The abduction and killing of an opposition official over the weekend in Tanzania has kindled fear and consternation in the East African country, with activists saying it has added to questions about the democratic credentials of the nation’s pathbreaking president as elections loom.
The official, Ali Mohamed Kibao, was a member of the secretariat of the opposition Chadema party. He went missing on Friday after armed men handcuffed him and forcibly removed him from a bus leaving the city of Dar es Salaam, according to his party. Mr. Kibao’s body was found a day later in the suburbs of the city, and party officials said an autopsy showed that he had been beaten badly and that acid had been poured on his face.
“He was absolutely destroyed. He couldn’t be recognized,” Tundu Lissu, the party’s deputy and a former presidential candidate, said in an interview hours after Mr. Kibao was buried on Monday. “It was a horrible death.”
President Samia Suluhu Hassan condemned the “terrible” killing of Mr. Kibao, who defected from the governing party over a decade ago to join Chadema.
Mr. Kibao’s death comes amid a wave of abductions and arrests of opposition party members that have rattled Tanzania as it gears up for local elections in December and a general election next year. The apparent crackdown has spurred fears that a government that came to power pledging reform was returning to the repressive tactics of its predecessors.
Ms. Hassan, Tanzania’s first female leader, had promised to break with the previous leader’s autocratic tendencies when she took office in 2021. Ms. Hassan met with Vice President Kamala Harris in Washington in 2022 and again during Ms. Harris’s visit to Tanzania last year as part of the Biden administration’s efforts to bolster democracy and women’s empowerment in Africa.
Ms. Hassan signaled early in her term that she would ease repression in Tanzania: She allowed political rallies to resume, lifted a ban on several newspapers and opened the country to foreign investors. But more recently, she has been accused of stalling in enacting broader overhauls, including writing a new Constitution, amending the electoral law and overhauling onerous media regulations.
“There was this real and urgent need to want to believe that Samia was going to be different,” Mr. Lissu said. But the only difference she has with her populist predecessor, John Magufuli, he said, is that “Magufuli did it with a snarl and Samia does it with a smile.”
Mr. Kibao was killed just weeks after more than 500 Chadema opposition leaders and members were arrested ahead of a rally, drawing criticism from rights groups and spurring concerns that the authorities were cracking down on opposition parties as they did ahead of the 2020 elections.
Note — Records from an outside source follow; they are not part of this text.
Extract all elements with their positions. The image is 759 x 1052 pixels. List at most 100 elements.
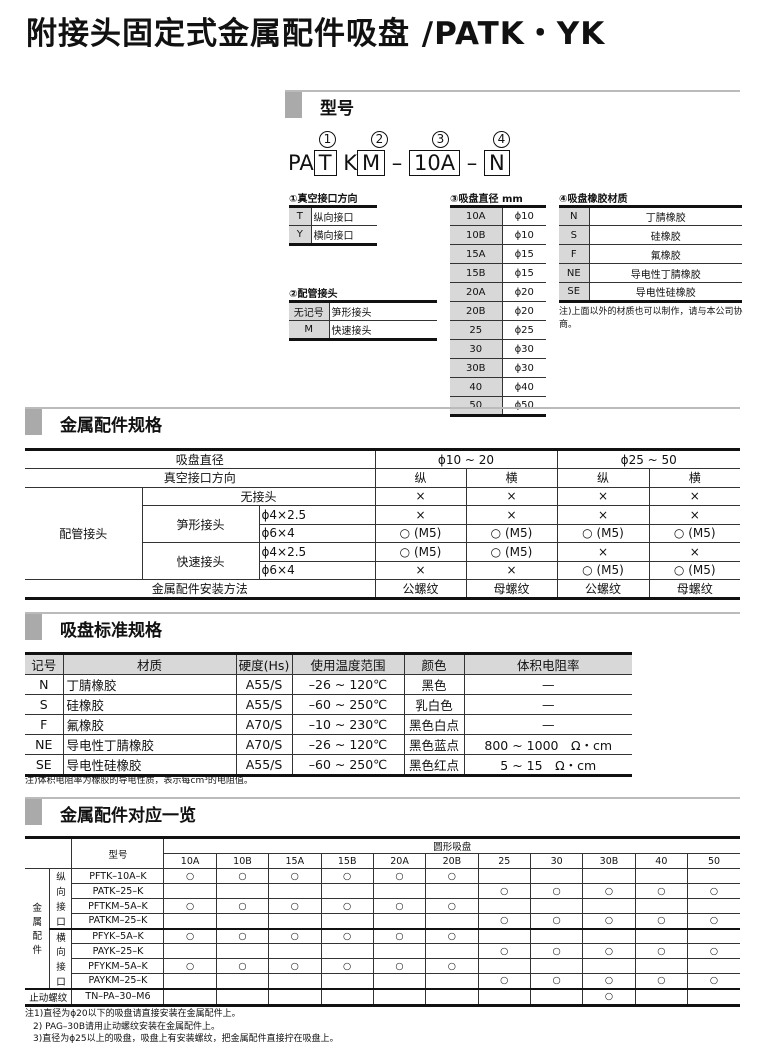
cell: 无接头 xyxy=(141,486,376,506)
table-row: Y 横向接口 xyxy=(289,225,377,245)
cell: 10A xyxy=(450,206,503,226)
compatible-mark: ○ xyxy=(268,898,322,914)
compatible-mark: ○ xyxy=(268,958,322,974)
section-marker xyxy=(25,614,42,640)
cell: 口 xyxy=(49,913,73,929)
compatible-mark: ○ xyxy=(163,898,217,914)
code-part-2: M xyxy=(356,150,386,176)
cell: 10B xyxy=(215,853,270,869)
empty-cell xyxy=(425,973,479,989)
compatible-mark: ○ xyxy=(425,898,479,914)
empty-cell xyxy=(425,883,479,899)
group-label: 金属配件 xyxy=(25,868,51,989)
cell: 硬度(Hs) xyxy=(235,653,293,675)
cell: × xyxy=(556,542,650,562)
compatible-mark: ○ xyxy=(425,927,479,944)
cell: ϕ25 xyxy=(502,320,546,340)
cell: TN–PA–30–M6 xyxy=(71,987,165,1006)
compatible-mark: ○ xyxy=(163,958,217,974)
cell: 丁腈橡胶 xyxy=(589,206,742,226)
cell: 材质 xyxy=(62,653,237,675)
compatible-mark: ○ xyxy=(582,913,636,929)
compatible-mark: ○ xyxy=(477,913,531,929)
cell: 50 xyxy=(450,396,503,416)
compatible-mark: ○ xyxy=(477,943,531,959)
compatible-mark: ○ xyxy=(687,943,740,959)
empty-cell xyxy=(268,913,322,929)
empty-cell xyxy=(215,883,270,899)
cell: ϕ20 xyxy=(502,301,546,321)
table-row: 接 PFYKM–5A–K ○ ○ ○ ○ ○ ○ xyxy=(25,958,740,974)
diameter-caption: ③吸盘直径 mm xyxy=(450,194,523,205)
table-row: 15B ϕ15 xyxy=(450,263,546,283)
empty-cell xyxy=(372,883,427,899)
table-row: 型号 圆形吸盘 xyxy=(25,837,740,869)
cell: 导电性硅橡胶 xyxy=(589,282,742,302)
compatible-mark: ○ xyxy=(529,973,584,989)
cell: PFYKM–5A–K xyxy=(71,958,165,974)
cell: –60 ~ 250℃ xyxy=(291,754,405,776)
cell: A55/S xyxy=(235,674,293,695)
cell: 20A xyxy=(450,282,503,302)
cell: 横向接口 xyxy=(311,225,377,245)
cell: –60 ~ 250℃ xyxy=(291,694,405,715)
cell: 15B xyxy=(320,853,374,869)
empty-cell xyxy=(477,927,531,944)
rubber-caption: ④吸盘橡胶材质 xyxy=(559,194,628,205)
empty-cell xyxy=(477,898,531,914)
table-row: NE 导电性丁腈橡胶 xyxy=(559,263,742,283)
table-row: F 氟橡胶 xyxy=(559,244,742,264)
section-marker xyxy=(25,799,42,825)
compatible-mark: ○ xyxy=(634,913,689,929)
section-title: 金属配件规格 xyxy=(60,416,162,436)
cell: ϕ30 xyxy=(502,339,546,359)
cell: T xyxy=(289,206,312,226)
empty-cell xyxy=(477,958,531,974)
cell: 接 xyxy=(49,958,73,974)
cell: 20A xyxy=(372,853,427,869)
cell: 30 xyxy=(450,339,503,359)
cell: 配管接头 xyxy=(25,486,143,580)
cell: 横 xyxy=(49,927,73,944)
cell: PATK–25–K xyxy=(71,883,165,899)
cell: 黑色蓝点 xyxy=(403,734,465,755)
cell: 40 xyxy=(634,853,689,869)
table-row: 30B ϕ30 xyxy=(450,358,546,378)
cell: ϕ6×4 xyxy=(259,560,376,580)
empty-cell xyxy=(687,868,740,884)
cell: A70/S xyxy=(235,734,293,755)
cell: ○ (M5) xyxy=(465,542,558,562)
cell: ϕ4×2.5 xyxy=(258,542,376,562)
empty-cell xyxy=(372,943,427,959)
cell: 硅橡胶 xyxy=(589,225,742,245)
cell: –26 ~ 120℃ xyxy=(291,674,405,695)
compatible-mark: ○ xyxy=(215,927,270,944)
compatible-mark: ○ xyxy=(372,927,427,944)
note: 注1)直径为ϕ20以下的吸盘请直接安装在金属配件上。 xyxy=(25,1009,241,1019)
empty-cell xyxy=(529,868,584,884)
cell: ϕ6×4 xyxy=(259,523,376,543)
cell: 20B xyxy=(450,301,503,321)
cell: ○ (M5) xyxy=(465,523,558,543)
table-row: NE 导电性丁腈橡胶 A70/S –26 ~ 120℃ 黑色蓝点 800 ~ 1000 Ω… xyxy=(25,734,632,755)
cell: ○ (M5) xyxy=(374,542,467,562)
compatible-mark: ○ xyxy=(687,913,740,929)
empty-cell xyxy=(320,973,374,989)
cell: 氟橡胶 xyxy=(62,714,237,735)
cell: N xyxy=(25,674,64,695)
cell: 快速接头 xyxy=(142,542,260,580)
cell: 口 xyxy=(49,973,73,989)
cell: ○ (M5) xyxy=(556,560,650,580)
empty-cell xyxy=(687,958,740,974)
compatible-mark: ○ xyxy=(687,973,740,989)
cell: ○ (M5) xyxy=(374,523,467,543)
cell: 黑色白点 xyxy=(403,714,465,735)
compatible-mark: ○ xyxy=(425,958,479,974)
empty-cell xyxy=(372,973,427,989)
empty-cell xyxy=(372,987,427,1006)
marker-3: 3 xyxy=(432,131,449,148)
diameter-table: 10A ϕ10 10B ϕ10 15A ϕ15 15B ϕ15 20A ϕ20 20B ϕ20 25 ϕ2… xyxy=(450,205,546,417)
cell: 黑色红点 xyxy=(403,754,465,776)
compatible-mark: ○ xyxy=(582,987,636,1006)
cell: 公螺纹 xyxy=(374,579,467,599)
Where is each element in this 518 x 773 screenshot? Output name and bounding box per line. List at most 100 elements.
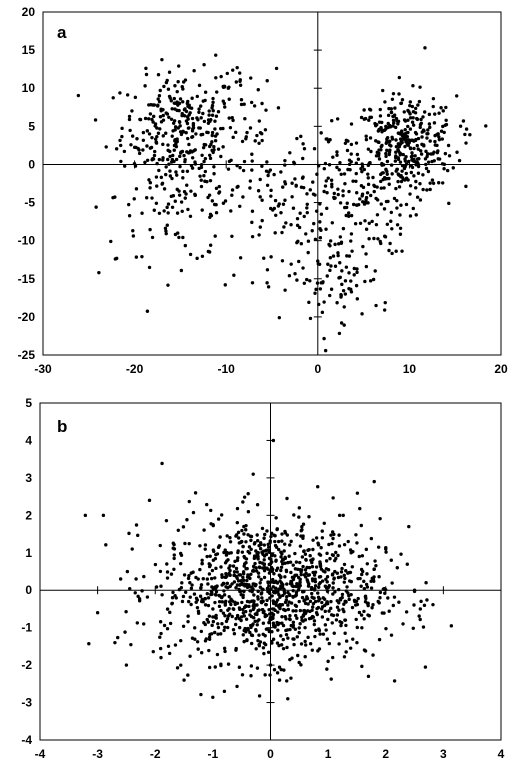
data-point	[202, 174, 206, 178]
data-point	[299, 572, 303, 577]
data-point	[359, 523, 364, 528]
data-point	[254, 549, 258, 553]
data-point	[253, 561, 257, 566]
data-point	[447, 154, 452, 158]
data-point	[382, 308, 387, 312]
data-point	[228, 125, 233, 130]
data-point	[236, 530, 241, 535]
data-point	[199, 163, 204, 167]
data-point	[329, 599, 333, 604]
data-point	[169, 572, 174, 576]
y-tick-label: 0	[28, 157, 35, 171]
data-point	[295, 533, 299, 537]
data-point	[255, 552, 259, 556]
data-point	[279, 584, 283, 588]
data-point	[325, 206, 329, 211]
data-point	[316, 599, 321, 603]
data-point	[235, 506, 240, 511]
data-point	[216, 632, 220, 636]
data-point	[418, 125, 422, 130]
data-point	[189, 163, 194, 168]
data-point	[159, 584, 163, 588]
data-point	[199, 178, 203, 182]
data-point	[323, 609, 327, 614]
data-point	[123, 630, 127, 634]
data-point	[255, 133, 259, 138]
data-point	[149, 145, 154, 150]
data-point	[272, 590, 276, 594]
data-point	[299, 242, 304, 246]
data-point	[219, 154, 223, 159]
data-point	[288, 560, 293, 564]
data-point	[336, 575, 341, 580]
data-point	[263, 532, 267, 537]
data-point	[319, 212, 324, 216]
data-point	[333, 242, 337, 247]
data-point	[259, 542, 263, 547]
data-point	[349, 152, 353, 156]
data-point	[284, 221, 288, 225]
data-point	[424, 162, 428, 167]
data-point	[179, 585, 184, 590]
data-point	[258, 130, 263, 135]
data-point	[145, 595, 150, 599]
data-point	[337, 608, 341, 612]
data-point	[425, 188, 429, 192]
data-point	[347, 597, 351, 602]
data-point	[252, 565, 256, 569]
data-point	[230, 116, 234, 120]
data-point	[213, 127, 217, 131]
x-tick-label: -1	[208, 747, 219, 761]
data-point	[389, 210, 394, 215]
data-point	[184, 130, 188, 135]
data-point	[210, 113, 215, 117]
data-point	[384, 127, 388, 131]
data-point	[260, 101, 264, 106]
data-point	[382, 175, 387, 180]
data-point	[232, 632, 237, 636]
data-point	[279, 667, 283, 672]
data-point	[219, 662, 223, 666]
data-point	[416, 164, 421, 169]
data-point	[187, 113, 191, 117]
data-point	[87, 642, 91, 646]
data-point	[408, 192, 412, 196]
data-point	[360, 626, 364, 630]
data-point	[316, 541, 320, 545]
data-point	[213, 630, 217, 635]
data-point	[410, 165, 415, 170]
data-point	[286, 697, 290, 701]
data-point	[412, 159, 416, 163]
data-point	[145, 309, 150, 313]
data-point	[404, 202, 409, 207]
data-point	[411, 626, 415, 631]
data-point	[281, 202, 286, 206]
data-point	[407, 524, 411, 529]
data-point	[409, 138, 413, 142]
data-point	[171, 590, 175, 595]
data-point	[451, 166, 455, 170]
data-point	[227, 594, 231, 599]
data-point	[238, 165, 242, 170]
data-point	[217, 184, 221, 189]
data-point	[364, 198, 368, 202]
data-point	[272, 206, 277, 211]
data-point	[180, 111, 184, 116]
data-point	[210, 568, 215, 573]
data-point	[136, 533, 140, 538]
data-point	[185, 169, 190, 173]
data-point	[231, 564, 236, 568]
x-tick-label: -3	[92, 747, 103, 761]
data-point	[354, 603, 358, 607]
data-point	[380, 120, 384, 125]
data-point	[303, 601, 308, 606]
data-point	[298, 544, 303, 548]
data-point	[198, 594, 203, 598]
data-point	[216, 545, 221, 550]
data-point	[178, 151, 183, 155]
data-point	[260, 587, 264, 591]
data-point	[366, 601, 370, 605]
data-point	[322, 336, 326, 341]
data-point	[384, 154, 388, 159]
data-point	[352, 273, 356, 277]
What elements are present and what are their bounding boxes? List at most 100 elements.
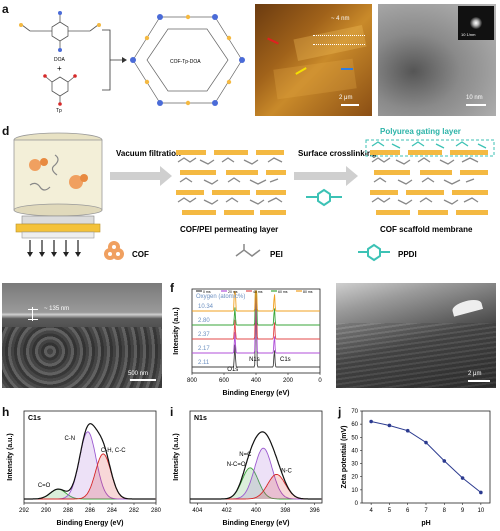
j-x-tick-label-5: 9 [461,508,465,514]
j-x-tick-label-2: 6 [406,508,410,514]
vacuum-filtration-arrow [110,166,172,186]
xps-c1s-chart: Binding Energy (eV) Intensity (a.u.) 292 29… [7,410,162,527]
i-title: N1s [194,415,207,422]
tem-image: 10 1/nm 10 nm [378,4,496,116]
h-component-label-2: C-H, C-C [101,448,126,454]
cof-pei-layer-label: COF/PEI permeating layer [180,225,278,234]
f-oxygen-value-3: 2.80 [198,318,210,324]
h-x-tick-label-1: 290 [41,508,52,514]
j-data-point-2 [405,428,410,433]
j-x-tick-label-0: 4 [369,508,373,514]
j-series-line [370,421,482,493]
polyurea-gating-box [365,139,495,157]
f-legend-label-1: 20 ms [228,290,238,294]
i-x-tick-label-1: 402 [222,508,233,514]
f-x-tick-label-4: 0 [318,378,322,384]
tp-label: Tp [56,108,62,114]
legend-cof-icon [104,241,124,260]
h-component-label-1: C-N [64,436,75,442]
f-y-axis-label: Intensity (a.u.) [173,307,180,354]
f-oxygen-value-2: 2.37 [198,332,210,338]
h-x-tick-label-3: 286 [85,508,96,514]
red-arrow-icon [267,37,279,45]
cof-pei-layer [176,150,286,215]
zeta-potential-chart: pH Zeta potential (mV) 4 5 6 7 8 9 10 0 10 20 30 40 50… [341,409,491,527]
legend-ppdi-icon [358,243,390,262]
j-data-point-1 [387,423,392,428]
plus-sign: + [57,64,62,73]
i-x-axis-label: Binding Energy (eV) [223,520,290,527]
reaction-arrow [102,29,122,91]
j-x-tick-label-6: 10 [478,508,485,514]
f-x-tick-label-1: 600 [219,378,230,384]
i-component-label-0: N-C=O [227,462,246,468]
f-legend-label-4: 80 ms [303,290,313,294]
f-oxygen-value-0: 2.11 [198,360,210,366]
h-envelope-line [24,423,156,500]
f-peak-label-c1s: C1s [280,357,291,363]
j-data-point-6 [479,490,483,495]
f-series-line-4 [192,290,320,312]
cof-product-label: COF-Tp-DOA [170,59,201,65]
j-x-tick-label-4: 8 [443,508,447,514]
h-x-tick-label-0: 292 [19,508,30,514]
ppdi-icon [306,188,342,207]
legend-ppdi-label: PPDI [398,250,417,259]
panel-d-schematic: Vacuum filtration COF/PEI permeating lay… [13,127,495,262]
i-component-label-2: N-C [281,468,292,474]
panel-label-a: a [2,2,9,16]
j-y-tick-label-1: 10 [351,488,358,494]
f-x-axis-label: Binding Energy (eV) [223,390,290,397]
j-y-tick-label-6: 60 [351,422,358,428]
thickness-label: ~ 135 nm [44,306,70,312]
legend-pei-icon [235,244,261,257]
j-x-tick-label-3: 7 [424,508,428,514]
sem-surface-image: 2 μm [336,283,496,388]
surface-crosslinking-arrow [294,166,358,186]
height-profile-line-bottom [313,44,365,45]
polyurea-layer-label: Polyurea gating layer [380,127,461,136]
f-x-tick-label-2: 400 [251,378,262,384]
h-x-tick-label-6: 280 [151,508,162,514]
sem-g-scalebar [468,380,490,382]
h-title: C1s [28,415,41,422]
j-x-tick-label-1: 5 [388,508,392,514]
h-x-tick-label-4: 284 [107,508,118,514]
h-x-tick-label-2: 288 [63,508,74,514]
sem-cross-section-image: ~ 135 nm 500 nm [2,283,162,388]
h-x-axis-label: Binding Energy (eV) [57,520,124,527]
j-data-point-5 [460,476,465,480]
cof-scaffold-label: COF scaffold membrane [380,225,473,234]
legend-cof-label: COF [132,250,149,259]
saed-scalebar-label: 10 1/nm [461,32,476,37]
j-y-tick-label-4: 40 [351,448,358,454]
i-y-axis-label: Intensity (a.u.) [173,433,180,480]
saed-inset: 10 1/nm [458,6,494,40]
f-peak-label-o1s: O1s [227,367,238,373]
panel-label-f: f [170,281,174,295]
doa-structure [19,11,101,52]
i-x-tick-label-3: 398 [280,508,291,514]
afm-image: ~ 4 nm 2 μm [255,4,372,116]
f-oxygen-title: Oxygen (atomic%) [196,294,245,300]
tem-scalebar [466,104,486,106]
i-x-tick-label-4: 396 [310,508,321,514]
j-y-tick-label-0: 0 [355,501,359,507]
h-y-axis-label: Intensity (a.u.) [7,433,14,480]
afm-height-label: ~ 4 nm [331,16,350,22]
j-y-tick-label-3: 30 [351,462,358,468]
legend-pei-label: PEI [270,250,283,259]
i-component-1 [190,447,322,500]
f-legend-label-3: 60 ms [278,290,288,294]
i-component-label-1: N=C [239,452,252,458]
xps-n1s-chart: Binding Energy (eV) Intensity (a.u.) 404 40… [173,410,323,527]
i-envelope-line [190,431,322,500]
j-x-axis-label: pH [421,520,430,527]
reaction-arrowhead [122,57,127,63]
f-peak-label-n1s: N1s [249,357,260,363]
flow-arrows [29,240,79,252]
xps-survey-chart: Binding Energy (eV) Intensity (a.u.) 800 60… [173,288,322,397]
cof-nodes [130,14,245,106]
afm-scalebar-label: 2 μm [339,95,353,101]
panel-label-h: h [2,405,10,419]
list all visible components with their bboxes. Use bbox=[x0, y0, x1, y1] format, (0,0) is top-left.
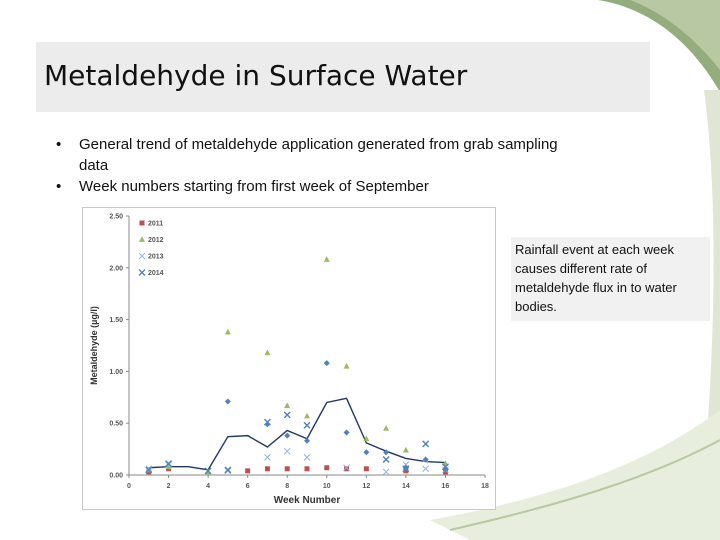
data-point-2014 bbox=[204, 467, 212, 475]
bullet-list: • General trend of metaldehyde applicati… bbox=[56, 134, 576, 197]
leaf-top-right-inner bbox=[630, 0, 720, 70]
data-point-2014 bbox=[145, 466, 153, 474]
data-point-2013 bbox=[343, 464, 350, 472]
bullet-marker: • bbox=[56, 136, 62, 153]
data-point-2012 bbox=[284, 402, 291, 408]
legend-marker-2012 bbox=[139, 236, 145, 242]
data-point-2014 bbox=[382, 455, 390, 463]
legend-marker-2013 bbox=[138, 252, 146, 260]
x-tick-label: 0 bbox=[127, 483, 131, 490]
data-point-2014 bbox=[224, 466, 232, 474]
x-tick-label: 4 bbox=[206, 483, 210, 490]
legend-label-2014: 2014 bbox=[148, 270, 164, 277]
data-point-2013 bbox=[422, 465, 430, 473]
data-point-2011 bbox=[324, 465, 330, 471]
x-tick-label: 14 bbox=[402, 483, 410, 490]
data-point-2011 bbox=[363, 466, 369, 472]
metaldehyde-chart: 0.00 0.50 1.00 1.50 2.00 2.50 0 2 4 6 8 10 12 14 16 18 W… bbox=[89, 214, 489, 507]
data-point-2013 bbox=[303, 454, 311, 461]
data-point-2011 bbox=[245, 468, 251, 474]
x-tick-label: 10 bbox=[323, 483, 331, 490]
data-point-diamond bbox=[402, 464, 409, 471]
data-point-2014 bbox=[283, 411, 291, 419]
y-tick-label: 1.50 bbox=[109, 317, 123, 324]
legend-marker-2011 bbox=[139, 220, 145, 226]
data-point-2012 bbox=[383, 425, 390, 431]
data-point-2012 bbox=[165, 463, 172, 470]
legend-marker-2014 bbox=[138, 269, 146, 276]
y-tick-label: 0.00 bbox=[109, 473, 123, 480]
data-point-2011 bbox=[264, 466, 270, 472]
data-point-diamond bbox=[422, 456, 429, 463]
legend: 2011 2012 2013 2014 bbox=[148, 221, 164, 278]
x-tick-label: 8 bbox=[285, 483, 289, 490]
data-point-2012 bbox=[402, 446, 409, 453]
legend-label-2013: 2013 bbox=[148, 254, 164, 261]
x-tick-label: 18 bbox=[481, 483, 489, 490]
data-point-2011 bbox=[442, 469, 448, 475]
y-tick-label: 0.50 bbox=[109, 421, 123, 428]
slide-title: Metaldehyde in Surface Water bbox=[44, 59, 468, 92]
data-point-2012 bbox=[323, 256, 330, 262]
legend-label-2011: 2011 bbox=[148, 221, 163, 228]
rainfall-note: Rainfall event at each week causes diffe… bbox=[511, 237, 710, 321]
bullet-item: • General trend of metaldehyde applicati… bbox=[56, 134, 576, 176]
data-point-2013 bbox=[224, 467, 232, 475]
data-point-diamond bbox=[304, 437, 310, 444]
title-bar: Metaldehyde in Surface Water bbox=[36, 42, 650, 112]
data-point-2013 bbox=[283, 447, 291, 455]
x-axis-label: Week Number bbox=[274, 495, 341, 506]
legend-label-2012: 2012 bbox=[148, 237, 164, 244]
leaf-bottom-right bbox=[430, 410, 720, 540]
trend-line bbox=[148, 397, 446, 471]
data-point-diamond bbox=[343, 429, 350, 436]
data-point-diamond bbox=[323, 360, 330, 367]
data-point-2014 bbox=[422, 440, 430, 448]
y-tick-label: 2.50 bbox=[109, 214, 123, 221]
data-point-2012 bbox=[304, 412, 310, 419]
y-axis-label: Metaldehyde (µg/l) bbox=[89, 306, 99, 385]
data-point-diamond bbox=[442, 465, 449, 472]
data-point-diamond bbox=[224, 398, 231, 405]
bullet-item: • Week numbers starting from first week … bbox=[56, 176, 576, 197]
data-point-2013 bbox=[145, 465, 153, 473]
data-point-2013 bbox=[382, 468, 390, 476]
x-tick-label: 2 bbox=[167, 483, 171, 490]
data-point-2013 bbox=[264, 454, 271, 461]
bullet-marker: • bbox=[56, 178, 62, 195]
data-point-2014 bbox=[165, 460, 173, 468]
data-point-2012 bbox=[343, 363, 350, 369]
leaf-bottom-right-stroke bbox=[449, 439, 720, 531]
data-point-diamond bbox=[363, 449, 370, 456]
data-point-2011 bbox=[284, 466, 290, 472]
y-tick-label: 1.00 bbox=[109, 369, 123, 376]
x-tick-label: 16 bbox=[442, 483, 450, 490]
data-point-diamond bbox=[383, 449, 390, 456]
data-point-2012 bbox=[224, 328, 231, 335]
bullet-text: General trend of metaldehyde application… bbox=[79, 136, 558, 174]
data-point-diamond bbox=[284, 432, 291, 439]
bullet-text: Week numbers starting from first week of… bbox=[79, 178, 429, 195]
x-tick-label: 6 bbox=[246, 483, 250, 490]
data-point-diamond bbox=[264, 421, 271, 428]
leaf-right-edge bbox=[704, 90, 720, 420]
data-point-2014 bbox=[303, 421, 311, 429]
data-point-2012 bbox=[264, 349, 271, 356]
data-point-2011 bbox=[403, 468, 409, 474]
data-point-2011 bbox=[344, 466, 350, 472]
data-point-2011 bbox=[304, 466, 310, 472]
data-point-2013 bbox=[165, 461, 172, 468]
y-tick-label: 2.00 bbox=[109, 265, 123, 272]
chart-container: 0.00 0.50 1.00 1.50 2.00 2.50 0 2 4 6 8 10 12 14 16 18 W… bbox=[82, 207, 496, 510]
data-point-2012 bbox=[363, 435, 370, 442]
x-tick-label: 12 bbox=[362, 483, 370, 490]
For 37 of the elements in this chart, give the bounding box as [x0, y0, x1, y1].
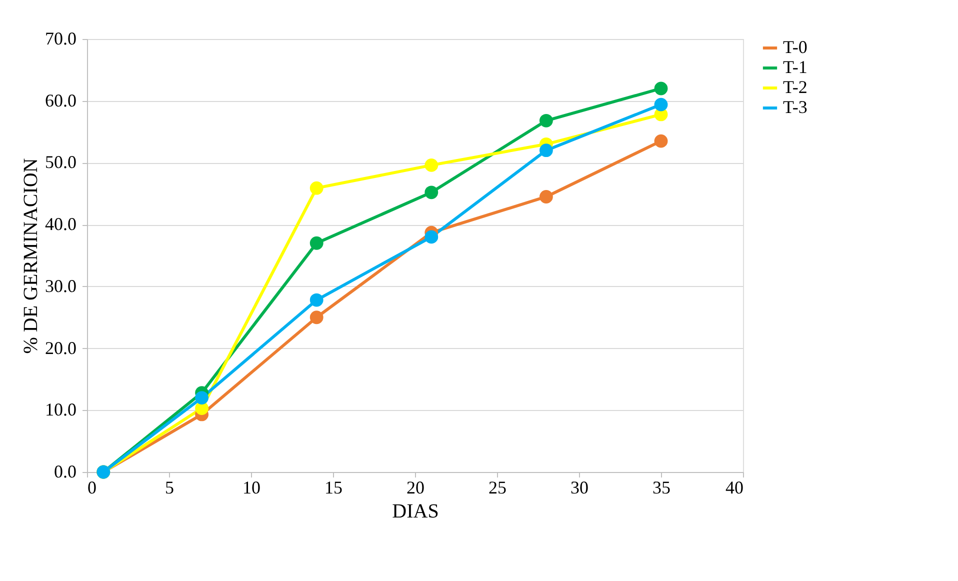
x-tick-label: 0: [88, 478, 96, 498]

And in recent months, human rights activists and local news outlets have reported that political activists and opposition leaders who had directly criticized Ms. Hassan or planned to organize protests against her government have been abducted or arbitrarily arrested. While some of those snatched were tortured and later dropped at police stations, others remain missing, said Maria Sarungi Tsehai, a Tanzanian activist.
Ms. Tsehai said the crackdown was meant to deny the opposition a level playing field in the elections and to entrench the hold of the ruling party that has dominated Tanzanian politics for more than half a century. Ms. Hassan came to power in 2021 after Mr. Magufuli, with whom she served as vice president, died months after winning his second term.
“The ultimate fear they have is the loss of power,” Ms. Tsehai said.
“I hope the abduction and murder of Ali Kibao is going to open up the door for a much wider conversation about what’s happening in Tanzania,” she added. “There’s extreme outrage and anger in the population who feel nobody should die like that.”
For now, activists and opposition leaders have called for swift accountability around Mr. Kibao’s killing and for leaders of the security establishment, including the home affairs minister, to resign.
Tanzania’s police have said that they are investigating the killing and that they have enlisted help from experts from the office of the director of criminal investigations.
Officials with the Chadema party have accused the police and security services of being suspects in the case and urged the government to establish an independent body to investigate.
The United States Embassy in Tanzania on Monday also called for “an independent, transparent and prompt investigation” into Mr. Kibao’s killing.
Ms. Hassan said that she had ordered investigative agencies to bring her detailed information about the killing as soon as possible.
“Our country is a democracy, and every citizen has the right to live,” Ms. Hassan said in a post on X. “The government I lead does not tolerate such brutal acts.”